Creating a more inclusive system can’t happen overnight. That doesn’t mean teachers can’t try to help their struggling learners now. Following Katz’s method of integrating subjects and using non-classroom learning is a good start. According to Bloom, work placements are another way to offer experiences teenagers may not get in a classroom. It also gives them the chance to talk to a company’s employees, who may be immigrants or gifted learners themselves. That, he says, can “stimulate behaviours and choices and commit people to staying in school.”

Unfortunately, changing the system won’t be easy. That’s partly due to the fact that teachers have no incentive to innovate. Claudia Hepburn, a senior fellow at the Fraser Institute, says teachers aren’t challenging students, since they have no reason to. They don’t have autonomy, and they’re not usually rewarded for thinking creatively. One way to rectify this, says Hepburn, is to allow underperforming schools to close, remove district barriers so anyone can go to any school, and fund private institutions across the country.
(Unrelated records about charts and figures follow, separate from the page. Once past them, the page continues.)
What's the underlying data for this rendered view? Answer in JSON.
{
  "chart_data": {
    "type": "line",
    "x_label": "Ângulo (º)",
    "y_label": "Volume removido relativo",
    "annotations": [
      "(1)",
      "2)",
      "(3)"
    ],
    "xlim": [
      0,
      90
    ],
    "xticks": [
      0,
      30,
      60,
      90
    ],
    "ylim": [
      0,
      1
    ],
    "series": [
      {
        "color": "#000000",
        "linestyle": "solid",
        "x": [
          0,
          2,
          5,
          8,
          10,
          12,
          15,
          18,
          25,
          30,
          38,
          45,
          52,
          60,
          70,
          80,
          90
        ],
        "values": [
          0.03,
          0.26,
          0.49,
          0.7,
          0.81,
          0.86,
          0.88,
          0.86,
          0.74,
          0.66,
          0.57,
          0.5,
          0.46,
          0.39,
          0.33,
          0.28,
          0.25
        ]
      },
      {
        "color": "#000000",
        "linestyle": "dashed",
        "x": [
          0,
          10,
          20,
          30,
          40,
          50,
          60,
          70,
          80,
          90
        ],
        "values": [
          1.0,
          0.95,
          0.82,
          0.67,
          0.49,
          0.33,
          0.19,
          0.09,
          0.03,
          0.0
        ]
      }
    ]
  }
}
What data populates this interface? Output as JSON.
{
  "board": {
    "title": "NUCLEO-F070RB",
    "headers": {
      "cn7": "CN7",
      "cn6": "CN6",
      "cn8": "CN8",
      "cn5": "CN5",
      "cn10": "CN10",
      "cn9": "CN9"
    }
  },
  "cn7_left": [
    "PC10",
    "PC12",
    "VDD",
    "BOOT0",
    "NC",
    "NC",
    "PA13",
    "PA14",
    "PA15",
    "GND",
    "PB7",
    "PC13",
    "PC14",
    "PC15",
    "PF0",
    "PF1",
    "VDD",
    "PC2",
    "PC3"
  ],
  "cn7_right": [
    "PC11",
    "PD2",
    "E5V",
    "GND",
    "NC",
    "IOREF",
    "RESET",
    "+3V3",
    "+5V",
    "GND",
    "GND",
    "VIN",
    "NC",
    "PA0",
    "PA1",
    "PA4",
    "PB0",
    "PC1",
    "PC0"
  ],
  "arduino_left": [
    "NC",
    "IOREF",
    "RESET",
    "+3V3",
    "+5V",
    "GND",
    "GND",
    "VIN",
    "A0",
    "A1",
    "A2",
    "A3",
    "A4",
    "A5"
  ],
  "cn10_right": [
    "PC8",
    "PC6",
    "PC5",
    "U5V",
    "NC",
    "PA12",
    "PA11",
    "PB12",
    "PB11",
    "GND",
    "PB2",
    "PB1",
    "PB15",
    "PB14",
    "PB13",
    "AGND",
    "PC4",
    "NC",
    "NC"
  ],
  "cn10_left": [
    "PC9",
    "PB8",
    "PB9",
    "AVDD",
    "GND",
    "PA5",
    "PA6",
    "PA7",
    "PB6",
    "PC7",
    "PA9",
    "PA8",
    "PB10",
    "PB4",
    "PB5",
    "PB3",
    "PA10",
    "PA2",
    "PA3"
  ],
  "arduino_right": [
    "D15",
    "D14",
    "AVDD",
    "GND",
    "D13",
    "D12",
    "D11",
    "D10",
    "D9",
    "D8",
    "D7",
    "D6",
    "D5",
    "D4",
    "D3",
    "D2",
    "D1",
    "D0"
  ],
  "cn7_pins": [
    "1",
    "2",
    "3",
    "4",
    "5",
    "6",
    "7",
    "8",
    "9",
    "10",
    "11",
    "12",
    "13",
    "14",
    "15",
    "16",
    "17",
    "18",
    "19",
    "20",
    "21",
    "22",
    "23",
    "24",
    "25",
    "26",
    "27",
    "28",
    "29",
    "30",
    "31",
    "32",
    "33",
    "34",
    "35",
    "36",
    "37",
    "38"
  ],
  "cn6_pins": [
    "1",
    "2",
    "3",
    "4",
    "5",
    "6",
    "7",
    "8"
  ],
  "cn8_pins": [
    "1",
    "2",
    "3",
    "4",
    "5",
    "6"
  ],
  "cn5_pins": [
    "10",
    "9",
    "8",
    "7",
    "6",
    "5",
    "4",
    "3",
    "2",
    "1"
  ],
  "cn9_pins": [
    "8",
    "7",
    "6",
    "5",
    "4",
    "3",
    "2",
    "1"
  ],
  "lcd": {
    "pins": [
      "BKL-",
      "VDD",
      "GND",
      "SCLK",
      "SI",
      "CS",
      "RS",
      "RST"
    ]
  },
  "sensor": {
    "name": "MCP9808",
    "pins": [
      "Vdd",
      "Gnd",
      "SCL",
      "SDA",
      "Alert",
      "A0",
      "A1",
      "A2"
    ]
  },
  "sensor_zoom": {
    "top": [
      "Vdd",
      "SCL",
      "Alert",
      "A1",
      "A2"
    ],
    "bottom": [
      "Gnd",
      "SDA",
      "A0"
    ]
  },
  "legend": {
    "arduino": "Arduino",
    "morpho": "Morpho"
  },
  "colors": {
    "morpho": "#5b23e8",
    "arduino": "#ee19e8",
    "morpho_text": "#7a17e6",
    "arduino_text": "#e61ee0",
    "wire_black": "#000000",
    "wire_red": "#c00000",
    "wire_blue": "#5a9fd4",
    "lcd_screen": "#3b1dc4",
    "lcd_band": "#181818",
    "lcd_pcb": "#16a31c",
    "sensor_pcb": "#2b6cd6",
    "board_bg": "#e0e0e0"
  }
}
If competition increases, she says, schools will be forced to innovate or see their students walk out the door.

Without changes, though, it’s a real possibility that Canada’s high education rankings could drop. We’re already suffering in a couple areas. A 2008 Conference Board of Canada paper revealed that, out of 17 countries, Canada graduates the second-least number of Ph.D. students, while 12 countries graduate more people in science, math, computer science and engineering than we do. “Canada not only needs to produce more ?smart people,’ it needs to support them by encouraging appropriate innovation policies and strategies,” says the report.

It will cost the government billions to alter the system, but it will be even more costly if they don’t. “Unless you’re planning to shoot kids, tax dollars will support them,” says Katz. The choice the government needs to make is how they want to support those students. If they do it proactively, they’ll wind up with more taxpayers; otherwise, more people end up on welfare and in prison.

It’s unlikely the government will fix the system any time soon, though. With most parents pleased with the status quo, there’s no real push for change. Some teachers, like Katz, are doing innovative work, but until everyone gets on board, things will stay more or less the same. It may take a bad report card — in the form of Canada’s education scores dropping — to spur some real changes.